Monday, March 31, 2008

New Poetry by Les Wicks











Episodic Gratification

Kill the cat.

Your name is not enough.
Trust your hands.
Kill the cat. Make It.
Don't let prayers have all the brightest stars, roll your lips.
Your choice one-day one-day.

The secret is layers, one cannot endure…
good life is an accretion of layers.
By the time you have attained
spouses, mortgages, power or esteem
there will be nothing exposed to the certainties of cold winter.
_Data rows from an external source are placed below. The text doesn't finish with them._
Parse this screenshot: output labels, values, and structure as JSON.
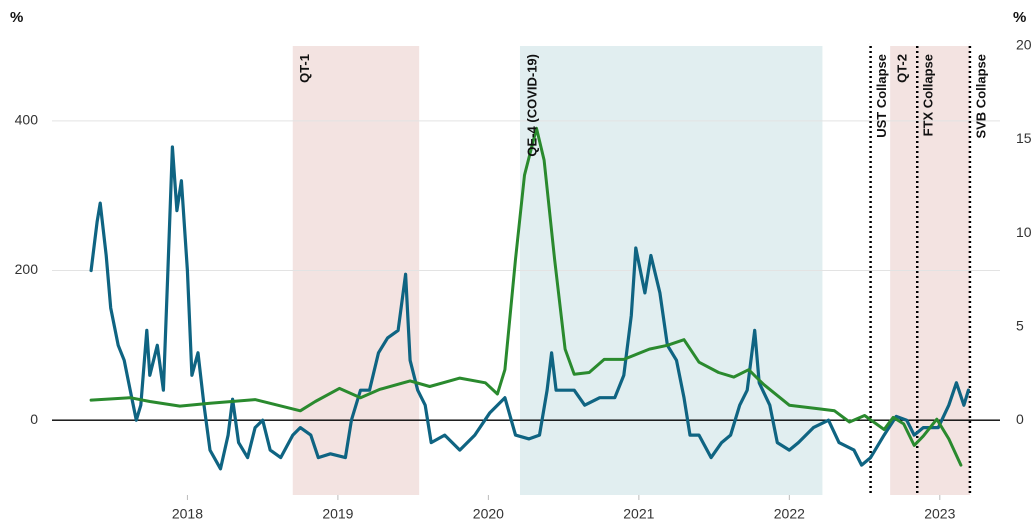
{
  "chart_data": {
    "type": "line",
    "y_unit": "%",
    "y2_unit": "%",
    "xlim": [
      2017.1,
      2023.4
    ],
    "xticks": [
      2018,
      2019,
      2020,
      2021,
      2022,
      2023
    ],
    "ylim": [
      -100,
      500
    ],
    "yticks": [
      0,
      200,
      400
    ],
    "y2lim": [
      -4,
      20
    ],
    "y2ticks": [
      0,
      5,
      10,
      15,
      20
    ],
    "grid": true,
    "regions": [
      {
        "label": "QT-1",
        "start": 2018.7,
        "end": 2019.54,
        "color": "#f3e3e1"
      },
      {
        "label": "QE-4 (COVID-19)",
        "start": 2020.21,
        "end": 2022.22,
        "color": "#e1eef0"
      },
      {
        "label": "QT-2",
        "start": 2022.67,
        "end": 2023.2,
        "color": "#f3e3e1"
      }
    ],
    "events": [
      {
        "label": "UST Collapse",
        "x": 2022.54
      },
      {
        "label": "FTX Collapse",
        "x": 2022.85
      },
      {
        "label": "SVB Collapse",
        "x": 2023.2
      }
    ],
    "series": [
      {
        "color": "#0f6482",
        "axis": "y",
        "x": [
          2017.36,
          2017.4,
          2017.42,
          2017.46,
          2017.49,
          2017.54,
          2017.58,
          2017.62,
          2017.66,
          2017.69,
          2017.73,
          2017.75,
          2017.8,
          2017.84,
          2017.87,
          2017.9,
          2017.93,
          2017.96,
          2018.0,
          2018.03,
          2018.07,
          2018.11,
          2018.15,
          2018.22,
          2018.27,
          2018.3,
          2018.34,
          2018.4,
          2018.45,
          2018.5,
          2018.55,
          2018.62,
          2018.7,
          2018.75,
          2018.82,
          2018.87,
          2018.95,
          2019.05,
          2019.09,
          2019.15,
          2019.21,
          2019.27,
          2019.33,
          2019.4,
          2019.45,
          2019.48,
          2019.53,
          2019.58,
          2019.62,
          2019.71,
          2019.81,
          2019.91,
          2020.01,
          2020.11,
          2020.18,
          2020.27,
          2020.34,
          2020.39,
          2020.42,
          2020.45,
          2020.51,
          2020.57,
          2020.64,
          2020.74,
          2020.84,
          2020.9,
          2020.95,
          2020.98,
          2021.04,
          2021.08,
          2021.14,
          2021.19,
          2021.25,
          2021.3,
          2021.34,
          2021.4,
          2021.48,
          2021.55,
          2021.61,
          2021.67,
          2021.72,
          2021.77,
          2021.8,
          2021.87,
          2021.92,
          2022.0,
          2022.06,
          2022.16,
          2022.26,
          2022.33,
          2022.43,
          2022.48,
          2022.54,
          2022.63,
          2022.71,
          2022.78,
          2022.83,
          2022.89,
          2022.99,
          2023.06,
          2023.11,
          2023.16,
          2023.19
        ],
        "values": [
          200,
          265,
          290,
          220,
          150,
          100,
          80,
          40,
          0,
          20,
          120,
          60,
          100,
          40,
          200,
          365,
          280,
          320,
          200,
          60,
          90,
          20,
          -40,
          -65,
          -20,
          28,
          -30,
          -50,
          -10,
          0,
          -40,
          -50,
          -20,
          -10,
          -20,
          -50,
          -45,
          -50,
          0,
          40,
          40,
          90,
          110,
          120,
          195,
          80,
          40,
          20,
          -30,
          -20,
          -40,
          -20,
          10,
          30,
          -20,
          -25,
          -20,
          40,
          90,
          40,
          40,
          40,
          20,
          30,
          30,
          60,
          140,
          230,
          170,
          220,
          170,
          100,
          80,
          30,
          -20,
          -20,
          -50,
          -30,
          -20,
          20,
          40,
          120,
          50,
          20,
          -30,
          -40,
          -30,
          -10,
          0,
          -30,
          -40,
          -60,
          -50,
          -20,
          5,
          0,
          -20,
          -10,
          -10,
          20,
          50,
          20,
          40
        ]
      },
      {
        "color": "#2a8a2e",
        "axis": "y2",
        "x": [
          2017.36,
          2017.62,
          2017.75,
          2017.95,
          2018.15,
          2018.45,
          2018.75,
          2018.85,
          2019.01,
          2019.15,
          2019.28,
          2019.48,
          2019.61,
          2019.81,
          2019.98,
          2020.06,
          2020.11,
          2020.18,
          2020.24,
          2020.32,
          2020.37,
          2020.44,
          2020.51,
          2020.57,
          2020.67,
          2020.77,
          2020.9,
          2021.07,
          2021.19,
          2021.3,
          2021.4,
          2021.53,
          2021.63,
          2021.73,
          2021.83,
          2022.0,
          2022.2,
          2022.3,
          2022.4,
          2022.5,
          2022.63,
          2022.69,
          2022.76,
          2022.83,
          2022.89,
          2022.98,
          2023.06,
          2023.14
        ],
        "values": [
          1.07,
          1.2,
          1.0,
          0.75,
          0.9,
          1.1,
          0.5,
          1.0,
          1.7,
          1.2,
          1.65,
          2.1,
          1.8,
          2.25,
          2.0,
          1.4,
          2.7,
          8.6,
          13.1,
          15.6,
          13.9,
          8.6,
          3.8,
          2.45,
          2.55,
          3.25,
          3.25,
          3.8,
          4.0,
          4.3,
          3.1,
          2.55,
          2.3,
          2.7,
          1.9,
          0.8,
          0.6,
          0.5,
          -0.1,
          0.25,
          -0.5,
          0.15,
          -0.2,
          -1.35,
          -0.85,
          0.05,
          -1.0,
          -2.4
        ]
      }
    ]
  }
}
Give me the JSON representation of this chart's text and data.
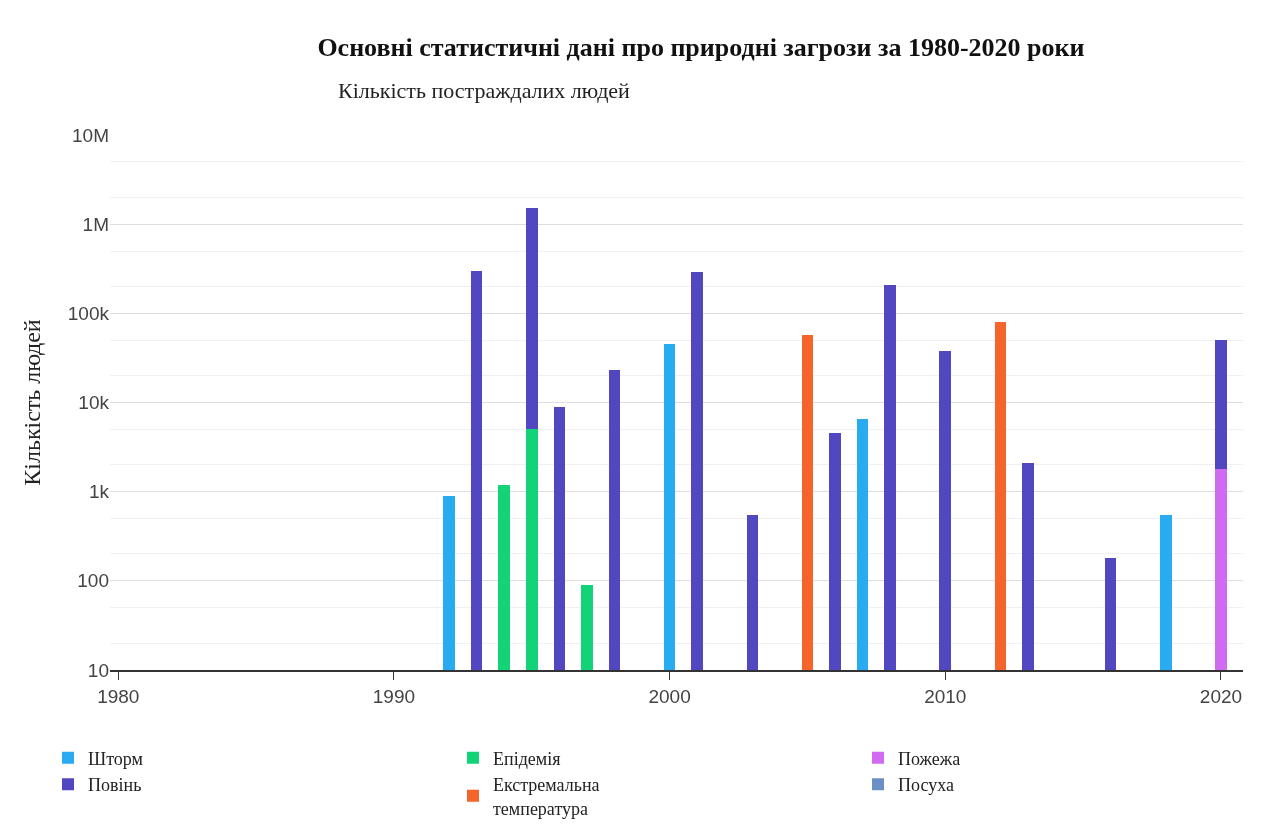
{
  "chart_data": {
    "type": "bar",
    "title": "Основні статистичні дані про природні загрози за 1980-2020 роки",
    "subtitle": "Кількість постраждалих людей",
    "ylabel": "Кількість людей",
    "x": [
      1992,
      1993,
      1994,
      1995,
      1996,
      1997,
      1998,
      2000,
      2001,
      2003,
      2005,
      2006,
      2007,
      2008,
      2010,
      2012,
      2013,
      2016,
      2018,
      2020
    ],
    "stacked": true,
    "log": "y",
    "grid": "y",
    "legend": "bottom",
    "xlim": [
      1979.7,
      2020.8
    ],
    "xticks": [
      1980,
      1990,
      2000,
      2010,
      2020
    ],
    "ylim": [
      10,
      10000000
    ],
    "yticks": [
      10,
      100,
      {
        "value": 1000,
        "label": "1k"
      },
      {
        "value": 10000,
        "label": "10k"
      },
      {
        "value": 100000,
        "label": "100k"
      },
      {
        "value": 1000000,
        "label": "1M"
      },
      {
        "value": 10000000,
        "label": "10M"
      }
    ],
    "series": [
      {
        "name": "Шторм",
        "color": "#29abf2",
        "values": [
          900,
          null,
          null,
          null,
          null,
          null,
          null,
          45000,
          null,
          null,
          null,
          null,
          6500,
          null,
          null,
          null,
          null,
          null,
          550,
          null
        ]
      },
      {
        "name": "Епідемія",
        "color": "#12d377",
        "values": [
          null,
          null,
          1200,
          5000,
          null,
          90,
          null,
          null,
          null,
          null,
          null,
          null,
          null,
          null,
          null,
          null,
          null,
          null,
          null,
          null
        ]
      },
      {
        "name": "Пожежа",
        "color": "#d06af0",
        "values": [
          null,
          null,
          null,
          null,
          null,
          null,
          null,
          null,
          null,
          null,
          null,
          null,
          null,
          null,
          null,
          null,
          null,
          null,
          null,
          1800
        ]
      },
      {
        "name": "Повінь",
        "color": "#5147c0",
        "values": [
          null,
          300000,
          null,
          1500000,
          9000,
          null,
          23000,
          null,
          290000,
          550,
          null,
          4500,
          null,
          210000,
          38000,
          null,
          2100,
          180,
          null,
          49000
        ]
      },
      {
        "name": "Екстремальна температура",
        "color": "#f5652b",
        "values": [
          null,
          null,
          null,
          null,
          null,
          null,
          null,
          null,
          null,
          null,
          57000,
          null,
          null,
          null,
          null,
          80000,
          null,
          null,
          null,
          null
        ]
      },
      {
        "name": "Посуха",
        "color": "#6b8ec4",
        "values": [
          null,
          null,
          null,
          null,
          null,
          null,
          null,
          null,
          null,
          null,
          null,
          null,
          null,
          null,
          null,
          null,
          null,
          null,
          null,
          null
        ]
      }
    ]
  }
}
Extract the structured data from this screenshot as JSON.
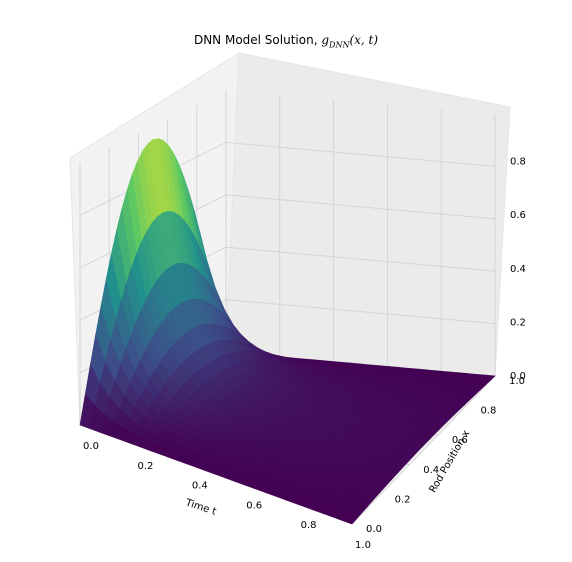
{
  "chart_data": {
    "type": "surface",
    "title_prefix": "DNN Model Solution,",
    "title_fn": "g",
    "title_sub": "DNN",
    "title_args": "(x, t)",
    "xlabel": "Time t",
    "ylabel": "Rod Position x",
    "zlabel": "",
    "xlim": [
      0.0,
      1.0
    ],
    "ylim": [
      0.0,
      1.0
    ],
    "zlim": [
      0.0,
      1.0
    ],
    "x_ticks": [
      "0.0",
      "0.2",
      "0.4",
      "0.6",
      "0.8",
      "1.0"
    ],
    "y_ticks": [
      "0.0",
      "0.2",
      "0.4",
      "0.6",
      "0.8",
      "1.0"
    ],
    "z_ticks": [
      "0.0",
      "0.2",
      "0.4",
      "0.6",
      "0.8"
    ],
    "grid": true,
    "colormap": "viridis",
    "surface": {
      "t": [
        0.0,
        0.2,
        0.4,
        0.6,
        0.8,
        1.0
      ],
      "x": [
        0.0,
        0.2,
        0.4,
        0.6,
        0.8,
        1.0
      ],
      "g": [
        [
          0.0,
          0.59,
          0.95,
          0.95,
          0.59,
          0.0
        ],
        [
          0.0,
          0.08,
          0.13,
          0.13,
          0.08,
          0.0
        ],
        [
          0.0,
          0.05,
          0.08,
          0.08,
          0.05,
          0.0
        ],
        [
          0.0,
          0.03,
          0.05,
          0.05,
          0.03,
          0.0
        ],
        [
          0.0,
          0.02,
          0.03,
          0.03,
          0.02,
          0.0
        ],
        [
          0.0,
          0.01,
          0.02,
          0.02,
          0.01,
          0.0
        ]
      ]
    }
  }
}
And you'll have killed the cat

which had no name
maybe once sleek
preposterously proud in its little menace.
Worse then, ginger dimmed
scars and missing teeth
but still a tomcat howl
to rake a sleeping night.

He had no humans of his own
but his kind all know the predictable call for food.
Geoffrey allowed. The approach, the grab
then throttle. A vicious, short-term fight -
scratches before a death.
This man dropped the orange, empty carapace -
it lands like exhausted breath (which it no longer had).
He could almost see refugee fleas as they packed for diaspora.

That empty ball of bone
buried in a #4 blade plot of lawn.

Next day had a paper-cut wind
his own belief in comfort
warmed the Sunday hands.
We know this choice. The end.
He becomes the intended comet
of primary happiness.
Grass grew brighter.
Everything important wins.

Each page
in the Gehennic biographies -
more food, more garbage
sleep at the edge of charms.
Thieves, chains and Hugo Boss
strange children home from school
becoming just like daddy
and the wife is toning thighs
in rooms full of energy.


- Les Wicks 2008



Kurraga City Council

The lords of local politics fly spotlit under lamps.
A desk can bluster them lazily above crowds,
stinking contrails above the craning lumpen necks
of almost-concerned citizens.
Expertise is rusted on
our mouths are angry nests as waves
corrode beneath untended sun.
There's a 1940s lemon slumber in the halls
as lesser grades sick lankly over tea.

Pyramids of waste
cacophonous hymns
cracked roads like mousetraps
with chasms at the verge.

Art projects primped then launched in a
municipal wine to an audience of three -
ossuary of the new.

Pensioners get bussed to parks
where they're mugged then rushed to hospital.
Like People's Liberation Army troops at harvest time
blue uniformed Rangers march out to reap fines from those
whose junk-pump cars go everywhere
"for the ride".

Each civic plan has kernels for the next
while good intentions seep like limescale
in a great impotent bowl.
Envy no one this choice
when they one-day raise their hand;
Australian suburban jihadis
on an asthmatic campaign.

Me too, complaint becomes habit
then every day is caught up
whining into nitre.
Overheated phones placate iconoclastic codgers,
complaints are passed up into space
until no one rings and no one answers.
There's just the fart-oomph of spent words
folding all the air.


- Les Wicks 2008


Bondi poet Les Wicks appeared in the March issue of America's Concelebratory Shoehorn Review, one of hundreds of publications that feature his work.